When regulators seek to protect investors from risk, they often end up simply putting legitimate opportunities out of bounds. In one now infamous example from 1980, Massachusetts regulators declared a certain IPO “too risky” and prohibited participation by state residents. But Apple’s IPO turned out to be a decent investment opportunity after all.

Similar paternalistic thinking gave rise to the SEC’s “accredited investor” restrictions, which prevent people of modest means from participating in certain investments. The SEC appears poised to ease those restrictions.

According to a report issued by the SEC, for decades the SEC has permitted “accredited investors” with sufficient income and assets to “participate in investment opportunities that are generally not available to nonaccredited investors, such as investments in private companies and offerings made by hedge funds, private equity funds and venture capital funds.”

According to that same SEC report, “issuers using these exemptions raised over $1.3 trillion in 2014 alone.” That’s a lot of opportunity to deny to everyone who makes less than $200,000 per year ($300,000 for married couples) or who have a net worth of less than $1 million, the current thresholds for “accredited investors.”

Reform has been in the air since at least 2010 when a provision in Dodd-Frank directed the SEC to review the rule to determine whether it should be modified or adjusted. The initial modification, in 2011, denied investment opportunities to a greater number of people by excluding the value of a person’s primary residence for purposes of determining whether the person’s net worth exceeded $1 million.

However, following the change in administration and nomination of Jay Clayton to head the SEC, it did not take great prescience to suggest that the “accredited investor” reform effort would pick up steam. When asked about possible changes that Clayton might pursue, some commenters pointed to the issue as likely to appear on the new SEC agenda.

And, according to reports by ThinkAdvisor and others, Michael Piwowar, who is the acting SEC chair while Clayton’s nomination is pending, recently gave a speech in which he questioned “the notion that nonaccredited investors are truly protected by regulations that prevent them from investing in high-risk, high-return securities available only to the Davos jet set.”

In a similar vein, in February, the House passed legislation that would include in the definition of “accredited investor” anyone who is licensed or registered with the SEC as a broker or investment advisor or “whose demonstrable education or job experience qualifies as professional knowledge of a subject related to a particular investment, and whose education or job experience is verified by the FINRA or equivalent self-regulatory organization.”

Other ideas for reform have come in response to the SEC’s request for input from the public.

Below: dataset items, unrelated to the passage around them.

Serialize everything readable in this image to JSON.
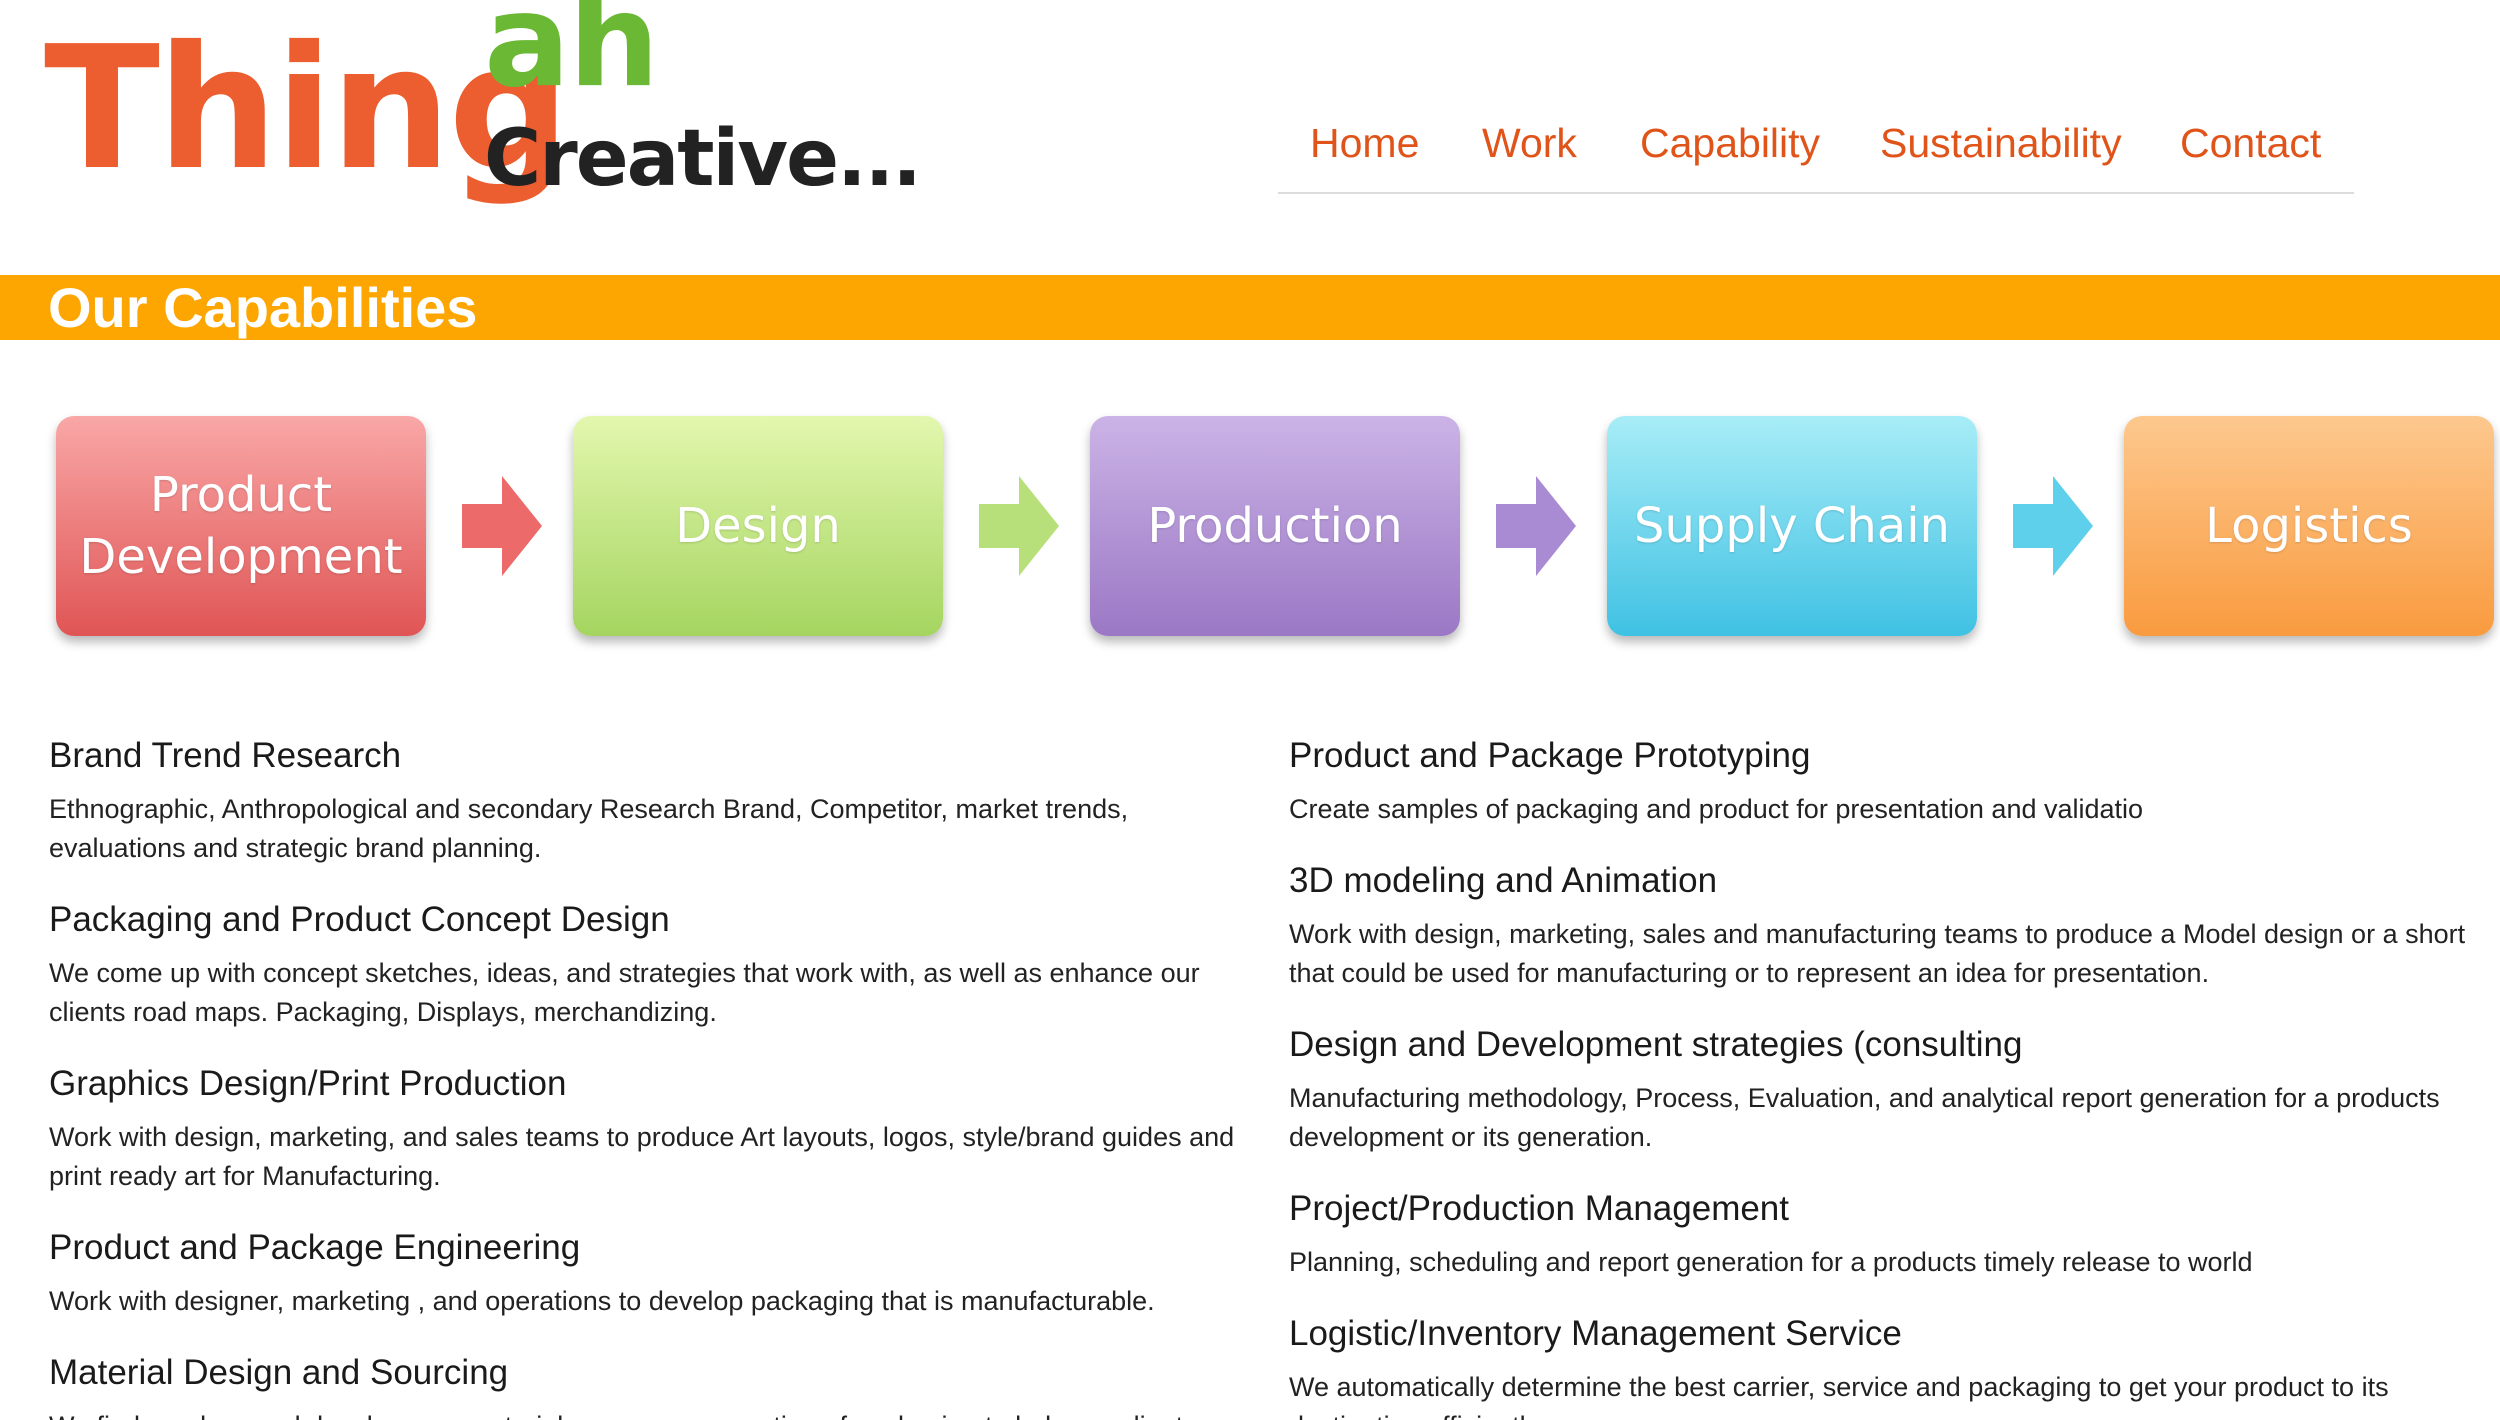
{
  "logo": {
    "part_thing": "Thing",
    "part_ah": "ah",
    "part_creative": "Creative..."
  },
  "nav": {
    "items": [
      {
        "label": "Home"
      },
      {
        "label": "Work"
      },
      {
        "label": "Capability"
      },
      {
        "label": "Sustainability"
      },
      {
        "label": "Contact"
      }
    ]
  },
  "section": {
    "title": "Our Capabilities"
  },
  "process": {
    "steps": [
      {
        "label": "Product Development"
      },
      {
        "label": "Design"
      },
      {
        "label": "Production"
      },
      {
        "label": "Supply Chain"
      },
      {
        "label": "Logistics"
      }
    ],
    "arrow_colors": [
      "#ec6a6a",
      "#b8e07a",
      "#a98bd3",
      "#5fd0ec"
    ]
  },
  "capabilities": {
    "left": [
      {
        "title": "Brand Trend Research",
        "desc": "Ethnographic, Anthropological and secondary Research Brand, Competitor, market trends, evaluations and strategic brand planning."
      },
      {
        "title": "Packaging and Product Concept Design",
        "desc": "We come up with concept sketches, ideas, and strategies that work with, as well as enhance our clients road maps. Packaging, Displays, merchandizing."
      },
      {
        "title": "Graphics Design/Print Production",
        "desc": "Work with design, marketing, and sales teams to produce Art layouts, logos, style/brand guides and print ready art for Manufacturing."
      },
      {
        "title": "Product and Package Engineering",
        "desc": "Work with designer, marketing , and operations to develop packaging that is manufacturable."
      },
      {
        "title": "Material Design and Sourcing",
        "desc": "We find, analyze and develop new materials, process, execution of packaging to help our clients"
      }
    ],
    "right": [
      {
        "title": "Product and Package Prototyping",
        "desc": "Create samples of packaging and product for presentation and validatio"
      },
      {
        "title": "3D modeling  and Animation",
        "desc": "Work with design, marketing, sales and manufacturing teams to produce a Model design or a short that could be used for manufacturing or to represent an idea for presentation."
      },
      {
        "title": "Design and Development strategies (consulting",
        "desc": "Manufacturing methodology, Process, Evaluation, and analytical report generation for a products development or its generation."
      },
      {
        "title": "Project/Production Management",
        "desc": "Planning, scheduling and report generation for a products timely release to world"
      },
      {
        "title": "Logistic/Inventory Management Service",
        "desc": "We automatically determine the best carrier, service and packaging to get your product to its destination efficiently."
      }
    ]
  }
}
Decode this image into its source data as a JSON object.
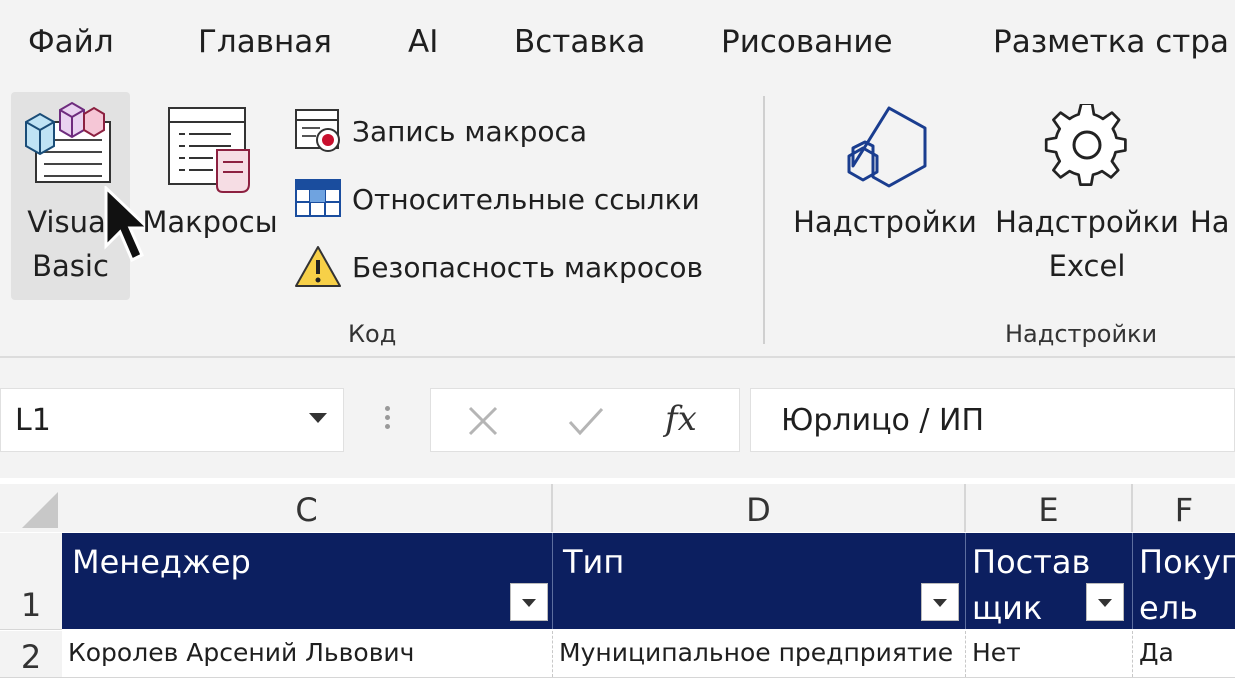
{
  "menu": {
    "tabs": [
      "Файл",
      "Главная",
      "AI",
      "Вставка",
      "Рисование",
      "Разметка стра"
    ]
  },
  "ribbon": {
    "visual_basic_label_line1": "Visual",
    "visual_basic_label_line2": "Basic",
    "macros_label": "Макросы",
    "record_macro_label": "Запись макроса",
    "relative_refs_label": "Относительные ссылки",
    "macro_security_label": "Безопасность макросов",
    "code_group_label": "Код",
    "addins_label": "Надстройки",
    "excel_addins_line1": "Надстройки",
    "excel_addins_line2": "Excel",
    "cut_addins_label": "На",
    "addins_group_label": "Надстройки"
  },
  "formula_bar": {
    "name_box": "L1",
    "fx_label": "fx",
    "value": "Юрлицо / ИП"
  },
  "sheet": {
    "columns": [
      "C",
      "D",
      "E",
      "F"
    ],
    "rows": [
      "1",
      "2"
    ],
    "header": {
      "c_line1": "Менеджер",
      "d_line1": "Тип",
      "e_line1": "Постав",
      "e_line2": "щик",
      "f_line1": "Покуп",
      "f_line2": "ель"
    },
    "row2": [
      "Королев Арсений Львович",
      "Муниципальное предприятие",
      "Нет",
      "Да"
    ]
  },
  "colors": {
    "header_fill": "#0c1f60",
    "ribbon_bg": "#f3f3f3"
  }
}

The SEC has received many comment letters, including some on the more esoteric side such as an English translation of a work from Dante.

A more serious response came from the Investment Adviser Association, which represents the interests of registered investment advisor firms. IAA suggested that the SEC “amend the definition of accredited investor to include investors whose relevant investments are made by the SEC-registered investment advisers they retain, as fiduciaries, to manage their investments on a discretionary basis.”

Another comment letter from a self-styled “private investor,” provided a more blunt observation: “Wealth does not determine investor sophistication. Blocking diversification to alternatives increases risk for mom and pop, increases income inequality, and frankly is an un-American policy that creates second class citizens of the poor and middle class.”

Simply permitting people of modest economic means to make their own investment decisions may be too radical for Congress or the SEC. After all, they may lose their money or invest in the next Apple.